- Native name: Aqil Səməd oğlu Məmmədov
- Born: 30 July 1969 Qubadli District, Azerbaijan SSR
- Died: 7 August 1992 (aged 23) Lachin District, Azerbaijan
- Allegiance: Azerbaijan
- Branch: Azerbaijani Armed Forces
- Service years: 1987-1992
- Rank: Soldier
- Conflicts: First Nagorno-Karabakh War
- Awards: National Hero of Azerbaijan 1993

= Agil Mammadov (soldier) =

Agil Samad oglu Mammadov (Aqil Səməd oğlu Məmmədov) (30 July 1969, Qubadli District, Azerbaijan SSR – 7 August 1992, Lachin District, Azerbaijan) was the National Hero of Azerbaijan and warrior during the First Nagorno-Karabakh War.
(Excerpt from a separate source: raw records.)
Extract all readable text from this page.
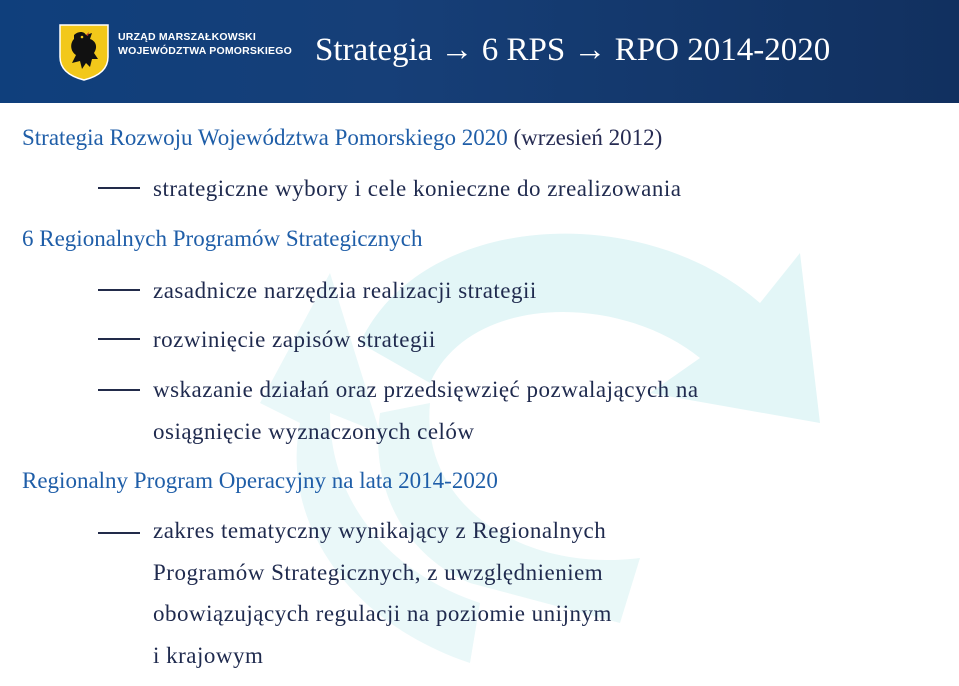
URZĄD MARSZAŁKOWSKI
WOJEWÓDZTWA POMORSKIEGO Strategia → 6 RPS → RPO 2014-2020
Strategia Rozwoju Województwa Pomorskiego 2020 (wrzesień 2012)
strategiczne wybory i cele konieczne do zrealizowania
6 Regionalnych Programów Strategicznych
zasadnicze narzędzia realizacji strategii
rozwinięcie zapisów strategii
wskazanie działań oraz przedsięwzięć pozwalających na
osiągnięcie wyznaczonych celów
Regionalny Program Operacyjny na lata 2014-2020
zakres tematyczny wynikający z Regionalnych
Programów Strategicznych, z uwzględnieniem
obowiązujących regulacji na poziomie unijnym
i krajowym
== Early life and education ==
Agil Mammadov was born on 30 July 1969 in Gubadli District of Azerbaijan SSR. After graduating from secondary school No.2 in Qubadli district in 1984, he continued his education at the Khanlig Vocational School No. 126. He began his career in the Qubadli District Road Transport Department.

=== Personal life ===
Mammadov was married and had one daughter.

== National hero ==
Mammadov was posthumously awarded the title of the "National Hero of Azerbaijan" by Presidential Decree No. 457 dated 5 February 1993. He was buried at a Martyrs' Lane cemetery in Qubadli.

== Memorial ==
The secondary school in which he studied was named after him. At present, this school operates in Sumgait. Some streets in Qubadli and Ganja were also named after him.